Bruno le Maire est un homme de droite, il est passé par l’UMP, Renaissance et marche depuis 2017 avec Emmanuel Macron : il est l’un des hommes de confiance du Président de la République.
Le cinquantenaire se distingue par une bonne fibre sociale, une carrière politique longue comme le bras ( ministre de l’agriculture sous Sarkozy, député, conseiller ou encore secrétaire d’État aux affaires européennes) mais surtout par une grande discrétion dans les médias. Pourtant, il dispose d’un ministère clé, scruté par les Français dans un contexte difficile du fait de l’inflation. Soutenu par son directeur de cabinet, Jérôme Fournel, et de son chef de cabinet, Augustin Cellard, le diplomate dispose d’une communication très ficelée. Décrit par ses pairs comme quelqu’un de convaincu, voire même d’obstiné, le pensionnaire de Bercy a cependant une personnalité critiquable, proche de Gérald Darmanin et de Sébastien Lecornu, le trio ne se gêne pas d’esclaffer le mercredi lors du Conseil des Ministres, ce qui agace leurs collègues. Il bénéficie néanmoins d’une bonne image auprès de l’électorat, mais aussi du Président de la République, qui apprécie sa loyauté, un trait de caractère qui l’a sauvé au moment où Emmanuel Macron songeait à s’en séparer. En Europe, Bruno le Maire, jouit aussi d’une bonne relation avec Ursulla Von der Leyen mais aussi avec l’Allemagne, principal partenaire économique de la France, et se décrit même comme le « ministre le plus allemand » de la République.
Les réformes de Bruno le Maire

En 2018, il porte la loi Pacte, définitivement adoptée par le Parlement le 11 avril 2019. Cette loi est destinée à faire grandir les entreprises françaises et à repenser la place qu’elles occupent dans la société. Début 2020, les entreprises sont appelées à augmenter le salaire des employés. Considérant que le gouvernement a fait sa part du marché avec la défiscalisation des heures supplémentaires, la baisse de l’impôt sur le revenu et l’augmentation de la prime d’activité. En juin 2021, il se déclare favorable à ce que l’État avance l’âge de la retraite de 62 à 64 ans, estimant « qu’il ne faut pas remettre à demain ce qu’on peut faire aujourd’hui ». D’après le Monde, Bruno le Maire a notifié à son entourage et notamment à Emmanuel Macron son ambition de prendre la direction générale du FMI ( Fond Monétaire International ), dont le renouvellement est prévu en 2024. Dans cette optique, il se constitue un réseau d’appuis, dont l’ancien secrétaire au Trésor sous Donald Trump, Steven Mnuchin. Plus récemment, lors du projet de loi de finances 2023, il supprime la taxe sur les « super dividendes », pourtant votée à l’Assemblée nationale, la jugeant « injuste ». Actuellement, le ministre multiplie les aides afin de lutter contre l’inflation et planche sur un projet de loi visant à simplifier les démarches administratives.

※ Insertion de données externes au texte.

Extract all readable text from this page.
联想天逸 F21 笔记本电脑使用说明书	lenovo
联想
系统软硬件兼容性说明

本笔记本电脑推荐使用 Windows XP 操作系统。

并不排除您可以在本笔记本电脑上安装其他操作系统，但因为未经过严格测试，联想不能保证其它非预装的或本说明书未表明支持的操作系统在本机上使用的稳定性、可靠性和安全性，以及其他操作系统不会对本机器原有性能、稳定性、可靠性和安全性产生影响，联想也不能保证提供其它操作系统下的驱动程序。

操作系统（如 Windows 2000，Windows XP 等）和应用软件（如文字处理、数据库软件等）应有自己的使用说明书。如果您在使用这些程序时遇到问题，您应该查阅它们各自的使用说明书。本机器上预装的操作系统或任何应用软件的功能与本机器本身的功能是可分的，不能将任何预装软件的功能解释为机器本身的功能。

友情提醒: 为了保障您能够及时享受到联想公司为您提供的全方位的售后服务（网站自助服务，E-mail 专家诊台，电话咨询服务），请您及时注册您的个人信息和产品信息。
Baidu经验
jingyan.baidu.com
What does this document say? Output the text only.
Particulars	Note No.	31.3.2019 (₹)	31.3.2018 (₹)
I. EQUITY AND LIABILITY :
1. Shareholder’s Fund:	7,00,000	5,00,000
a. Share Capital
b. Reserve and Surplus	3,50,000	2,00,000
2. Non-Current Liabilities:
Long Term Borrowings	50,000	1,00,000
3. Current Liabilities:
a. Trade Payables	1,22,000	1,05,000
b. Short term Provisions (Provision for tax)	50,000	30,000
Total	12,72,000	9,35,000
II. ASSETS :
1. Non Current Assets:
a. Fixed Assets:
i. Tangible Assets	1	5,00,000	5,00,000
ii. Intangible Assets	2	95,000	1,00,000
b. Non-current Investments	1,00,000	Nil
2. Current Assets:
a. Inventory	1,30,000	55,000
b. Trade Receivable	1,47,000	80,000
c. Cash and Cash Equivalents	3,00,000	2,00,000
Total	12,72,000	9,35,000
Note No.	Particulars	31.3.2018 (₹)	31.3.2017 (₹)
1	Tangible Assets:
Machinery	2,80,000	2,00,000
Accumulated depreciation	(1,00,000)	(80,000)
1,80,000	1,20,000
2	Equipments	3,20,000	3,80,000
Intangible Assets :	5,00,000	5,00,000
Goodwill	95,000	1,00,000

Bruno le Maire, un homme controversé

Passionné par la littérature, la politique, la finance, mais aussi par la sexualité, c’est un homme aux multiples facettes. Auteur à succès, le ministre a écrit plusieurs ouvrages qui ont reçu de bonnes critiques, pourtant en 2023 il s’attire les foudres du grand public après la parution de « Fugue américaine », un roman comprenant de nombreux passages érotiques. Ses mots ont fait le tour des réseaux sociaux, mais aussi des médias qui critiquent son style et qui se demandent comment le ministre réussit à écrire autant d’ouvrages malgré son poste. Bruno le Maire est aussi souvent rattrapé par son passé, comme en 2013, lorsqu’il s’était abstenu de se prononcer sur le mariage pour tous. Une prise de position qui a pu faire sourire lorsque le ministre louait des « mentalités qui évoluent (…) dans un pays qui il y a dix ans seulement se déchirait encore sur le mariage pour tous » lorsqu’il parle de l’orientation de son premier ministre Gabriel Attal.